Provide Specific Evidence of the Violation
Section D, part 9 asks whistleblowers to “[d]escribe all supporting materials in the [their] possession and the availability and location of any additional supporting materials not in [their] possession.” The SEC Whistleblower Office is more likely to act on a tip if it is supported by strong evidence. This is evidence that is specific, timely and credible. For example, a whistleblower may provide documentation that walks the SEC through an example of the fraud step-by-step and explains how the fraud has a material impact on the entity or its investors.
Notably, recent decisions have clarified the scope of company documents that a whistleblower may take to disclosure fraud to the government. In Erhart v. Bofi Holdings, Judge Bashant held confidentiality agreements do not trump federal whistleblower rights and whistleblowers are permitted to take an “appropriate” amount of company documents to disclose fraud to the government. According the order, a whistleblower’s evidence may be considered “appropriate” when it is carefully selected, specifically related to the violation, and accessible in the ordinary course of the employee’s duties. The judge warned, however, that “vast and indiscriminate” collection of company documents may not immunize the whistleblower from potential liability.

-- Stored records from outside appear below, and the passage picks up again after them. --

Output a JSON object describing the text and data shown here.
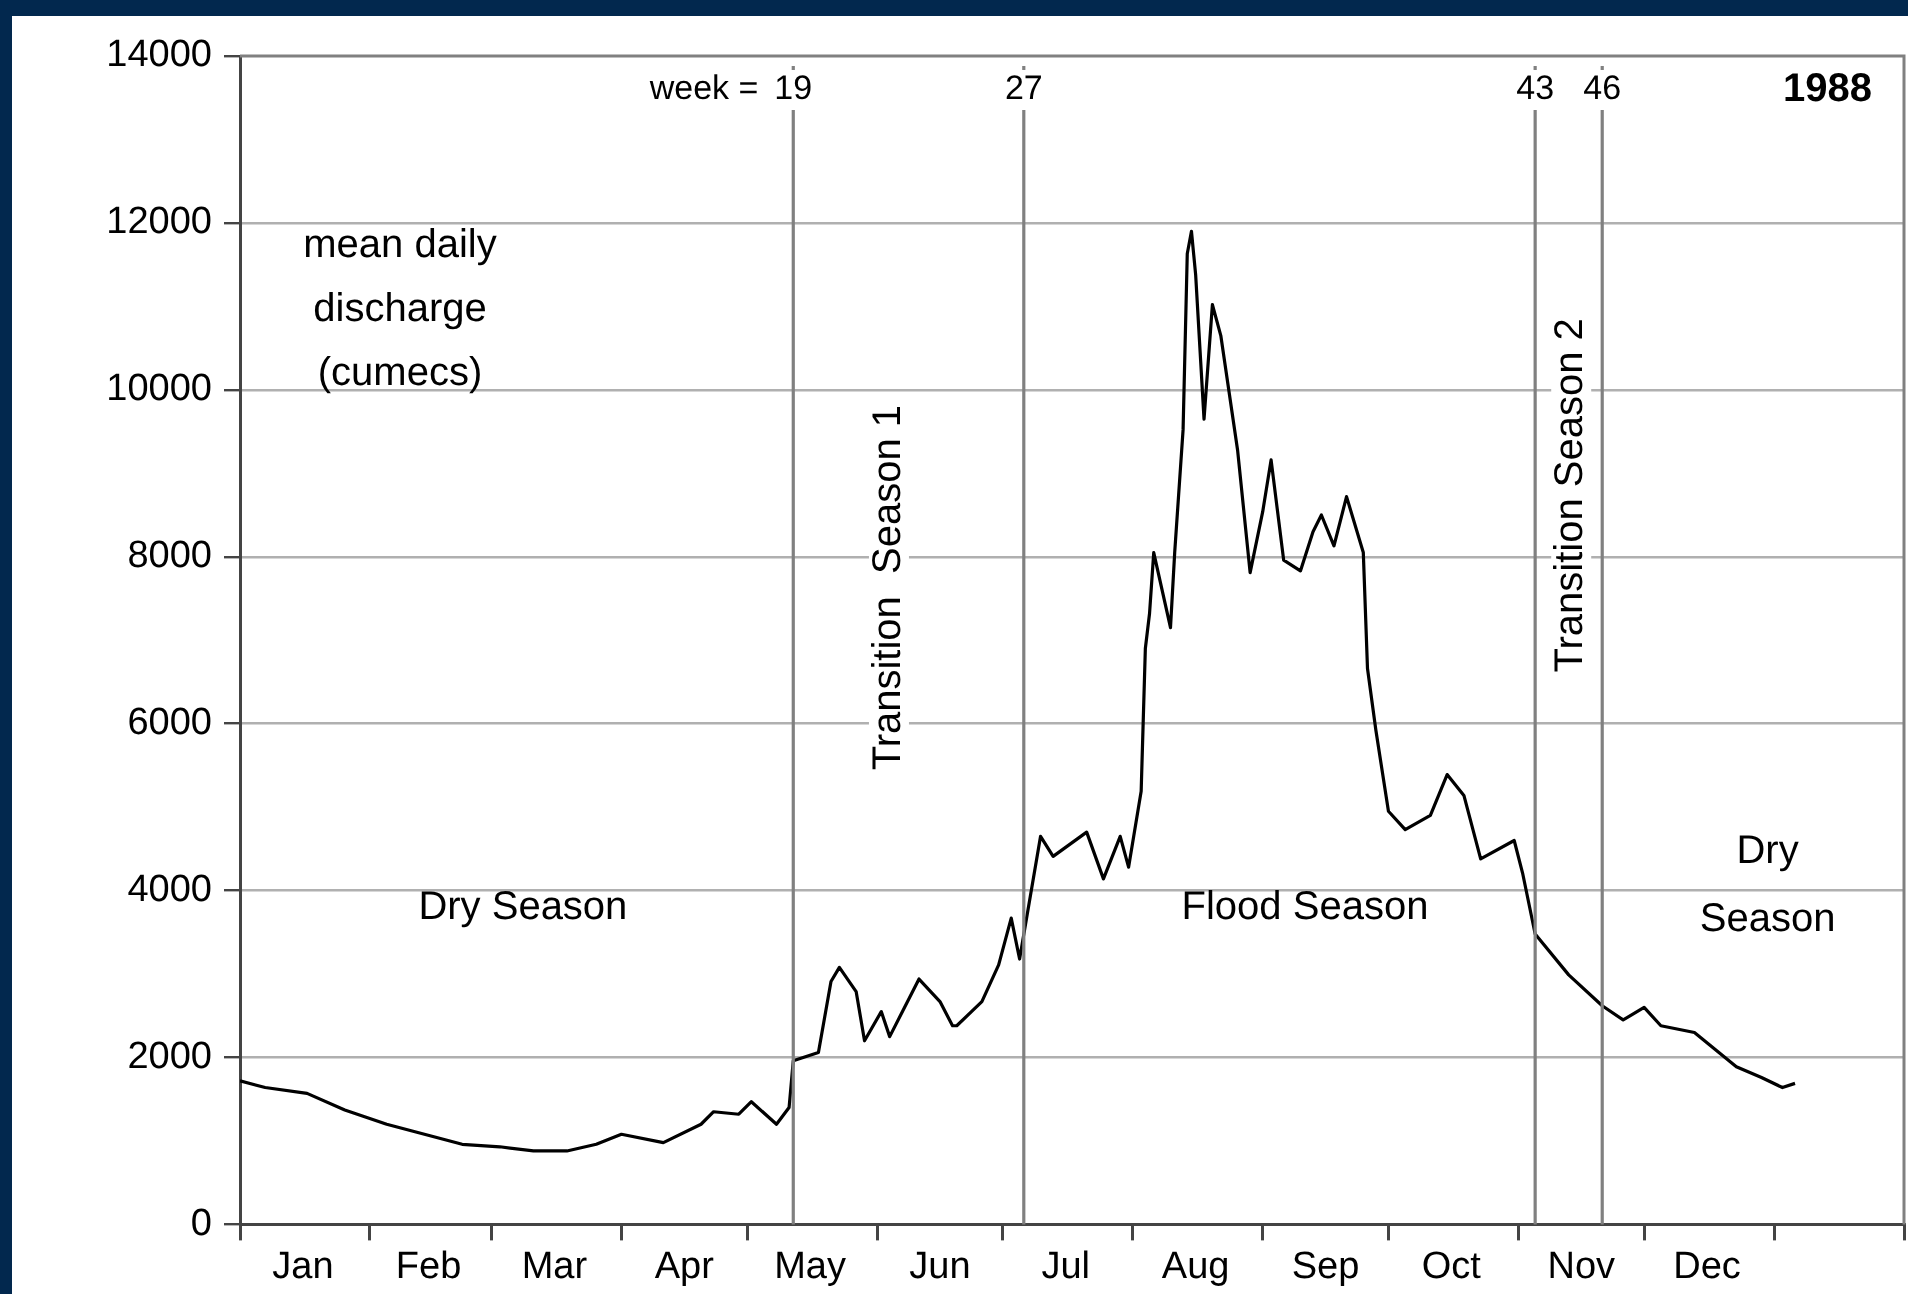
{
  "chart_data": {
    "type": "line",
    "title": "1988",
    "ylabel": "mean daily discharge (cumecs)",
    "x": [
      "1988-01-01",
      "1988-01-07",
      "1988-01-17",
      "1988-01-26",
      "1988-02-05",
      "1988-02-14",
      "1988-02-23",
      "1988-03-03",
      "1988-03-11",
      "1988-03-19",
      "1988-03-26",
      "1988-04-01",
      "1988-04-11",
      "1988-04-20",
      "1988-04-23",
      "1988-04-29",
      "1988-05-02",
      "1988-05-08",
      "1988-05-11",
      "1988-05-12",
      "1988-05-18",
      "1988-05-21",
      "1988-05-23",
      "1988-05-27",
      "1988-05-29",
      "1988-06-02",
      "1988-06-04",
      "1988-06-11",
      "1988-06-16",
      "1988-06-19",
      "1988-06-20",
      "1988-06-26",
      "1988-06-30",
      "1988-07-03",
      "1988-07-05",
      "1988-07-10",
      "1988-07-13",
      "1988-07-21",
      "1988-07-25",
      "1988-07-29",
      "1988-07-31",
      "1988-08-03",
      "1988-08-04",
      "1988-08-05",
      "1988-08-06",
      "1988-08-10",
      "1988-08-11",
      "1988-08-13",
      "1988-08-14",
      "1988-08-15",
      "1988-08-16",
      "1988-08-18",
      "1988-08-20",
      "1988-08-22",
      "1988-08-26",
      "1988-08-29",
      "1988-09-01",
      "1988-09-03",
      "1988-09-06",
      "1988-09-10",
      "1988-09-13",
      "1988-09-15",
      "1988-09-18",
      "1988-09-21",
      "1988-09-25",
      "1988-09-26",
      "1988-09-28",
      "1988-10-01",
      "1988-10-05",
      "1988-10-11",
      "1988-10-15",
      "1988-10-19",
      "1988-10-23",
      "1988-10-31",
      "1988-11-02",
      "1988-11-05",
      "1988-11-13",
      "1988-11-21",
      "1988-11-26",
      "1988-12-01",
      "1988-12-05",
      "1988-12-13",
      "1988-12-23",
      "1988-12-29",
      "1989-01-03",
      "1989-01-06"
    ],
    "series": [
      {
        "color": "#000000",
        "values": [
          1720,
          1640,
          1570,
          1370,
          1200,
          1080,
          960,
          930,
          880,
          880,
          960,
          1080,
          980,
          1200,
          1350,
          1320,
          1470,
          1200,
          1400,
          1960,
          2060,
          2910,
          3080,
          2790,
          2200,
          2550,
          2250,
          2940,
          2670,
          2380,
          2380,
          2670,
          3110,
          3670,
          3180,
          4650,
          4410,
          4700,
          4140,
          4650,
          4280,
          5190,
          6900,
          7320,
          8050,
          7150,
          8050,
          9520,
          11630,
          11900,
          11380,
          9650,
          11020,
          10650,
          9280,
          7810,
          8540,
          9160,
          7960,
          7830,
          8300,
          8500,
          8130,
          8720,
          8050,
          6660,
          5920,
          4950,
          4730,
          4900,
          5390,
          5140,
          4380,
          4600,
          4210,
          3480,
          2990,
          2620,
          2450,
          2600,
          2380,
          2300,
          1890,
          1760,
          1640,
          1690
        ]
      }
    ],
    "xlim": [
      "1988-01-01",
      "1989-02-01"
    ],
    "xticks": [
      {
        "value": "1988-01-01",
        "label": null
      },
      {
        "value": "1988-01-16",
        "label": "Jan"
      },
      {
        "value": "1988-02-01",
        "label": null
      },
      {
        "value": "1988-02-15",
        "label": "Feb"
      },
      {
        "value": "1988-03-01",
        "label": null
      },
      {
        "value": "1988-03-16",
        "label": "Mar"
      },
      {
        "value": "1988-04-01",
        "label": null
      },
      {
        "value": "1988-04-16",
        "label": "Apr"
      },
      {
        "value": "1988-05-01",
        "label": null
      },
      {
        "value": "1988-05-16",
        "label": "May"
      },
      {
        "value": "1988-06-01",
        "label": null
      },
      {
        "value": "1988-06-16",
        "label": "Jun"
      },
      {
        "value": "1988-07-01",
        "label": null
      },
      {
        "value": "1988-07-16",
        "label": "Jul"
      },
      {
        "value": "1988-08-01",
        "label": null
      },
      {
        "value": "1988-08-16",
        "label": "Aug"
      },
      {
        "value": "1988-09-01",
        "label": null
      },
      {
        "value": "1988-09-16",
        "label": "Sep"
      },
      {
        "value": "1988-10-01",
        "label": null
      },
      {
        "value": "1988-10-16",
        "label": "Oct"
      },
      {
        "value": "1988-11-01",
        "label": null
      },
      {
        "value": "1988-11-16",
        "label": "Nov"
      },
      {
        "value": "1988-12-01",
        "label": null
      },
      {
        "value": "1988-12-16",
        "label": "Dec"
      },
      {
        "value": "1989-01-01",
        "label": null
      },
      {
        "value": "1989-02-01",
        "label": null
      }
    ],
    "ylim": [
      0,
      14000
    ],
    "yticks": [
      0,
      2000,
      4000,
      6000,
      8000,
      10000,
      12000,
      14000
    ],
    "grid": "y",
    "legend": false,
    "marker": "none",
    "line_style": "solid",
    "ref_lines": [
      {
        "axis": "x",
        "value": "1988-05-12",
        "label": "19",
        "color": "#808080"
      },
      {
        "axis": "x",
        "value": "1988-07-06",
        "label": "27",
        "color": "#808080"
      },
      {
        "axis": "x",
        "value": "1988-11-05",
        "label": "43",
        "color": "#808080"
      },
      {
        "axis": "x",
        "value": "1988-11-21",
        "label": "46",
        "color": "#808080"
      }
    ],
    "annotations": [
      "week =",
      "Dry Season",
      "Transition  Season 1",
      "Flood Season",
      "Transition Season 2",
      "Dry Season"
    ]
  }
}
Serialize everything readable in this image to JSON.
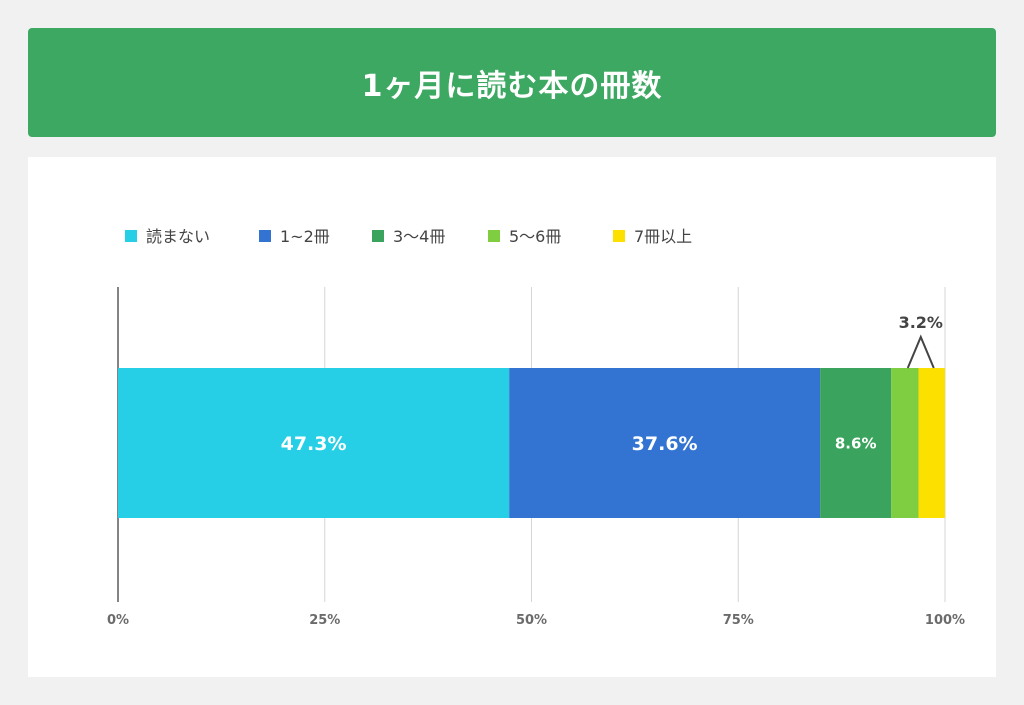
{
  "chart_data": {
    "type": "bar",
    "orientation": "horizontal",
    "stacked": true,
    "percent_stacked": true,
    "title": "1ヶ月に読む本の冊数",
    "xlim": [
      0,
      100
    ],
    "x_ticks": [
      "0%",
      "25%",
      "50%",
      "75%",
      "100%"
    ],
    "x_tick_values": [
      0,
      25,
      50,
      75,
      100
    ],
    "grid": true,
    "legend_position": "top-left",
    "series": [
      {
        "name": "読まない",
        "value": 47.3,
        "label": "47.3%",
        "color": "#26cfe6"
      },
      {
        "name": "1~2冊",
        "value": 37.6,
        "label": "37.6%",
        "color": "#3374d3"
      },
      {
        "name": "3～4冊",
        "value": 8.6,
        "label": "8.6%",
        "color": "#3aa35d"
      },
      {
        "name": "5～6冊",
        "value": 3.3,
        "label": "",
        "color": "#7fcd41"
      },
      {
        "name": "7冊以上",
        "value": 3.2,
        "label": "3.2%",
        "color": "#fce100"
      }
    ]
  }
}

Finally, whistleblowers should not provide all types of evidence. For example, the SEC does not want information that may violate the company’s attorney-client privilege. If a whistleblower has questionable evidence, he or she should consult with an attorney and potentially notify the SEC to have its taint team handle the evidence.
Protect Your Identity
After providing a detailed explanation of the fraud and providing evidence to support it, whistleblowers should identify any information in the submission that could expose them as the whistleblower. Specifically, Section D, part 11, asks whistleblowers to “[i]dentify with particularity any documents or other information in your submission that you believe could reasonably be expected to reveal your identity and explain the basis for your belief that your identity would be revealed if the documents were disclosed to a third party.”
The SEC takes its responsibility to protect whistleblower’s identities very seriously. Whistleblowers can assist this effort by flagging any information that could point to them as the whistleblower. The SEC will then determine the best path to opening an investigation without tipping off the target that a whistleblower is involved.
Section F of the SEC Form TCR
Whistleblowers should know that they must sign the Form TCR under the penalty of perjury. Specifically, Section F states: “I declare under penalty of perjury under the laws of the United States that the information contained herein is true, correct and complete to the best of my knowledge, information and belief. I fully understand that I may be subject to prosecution and ineligible for a whistleblower award if, in my submission of information, my other dealings with the SEC, or my dealings with another authority in connection with a related action, I knowingly and willfully make any false, fictitious, or fraudulent statements or representations, or use any false writing or document knowing that the writing or document contains any false, fictitious, or fraudulent statement or entry.”
If a whistleblower submits their tip anonymously, the whistleblower’s attorney is required to keep the whistleblower’s signed declaration and it will not be included in the filing with the SEC. In these circumstances, only the attorney’s signature in Section G is required.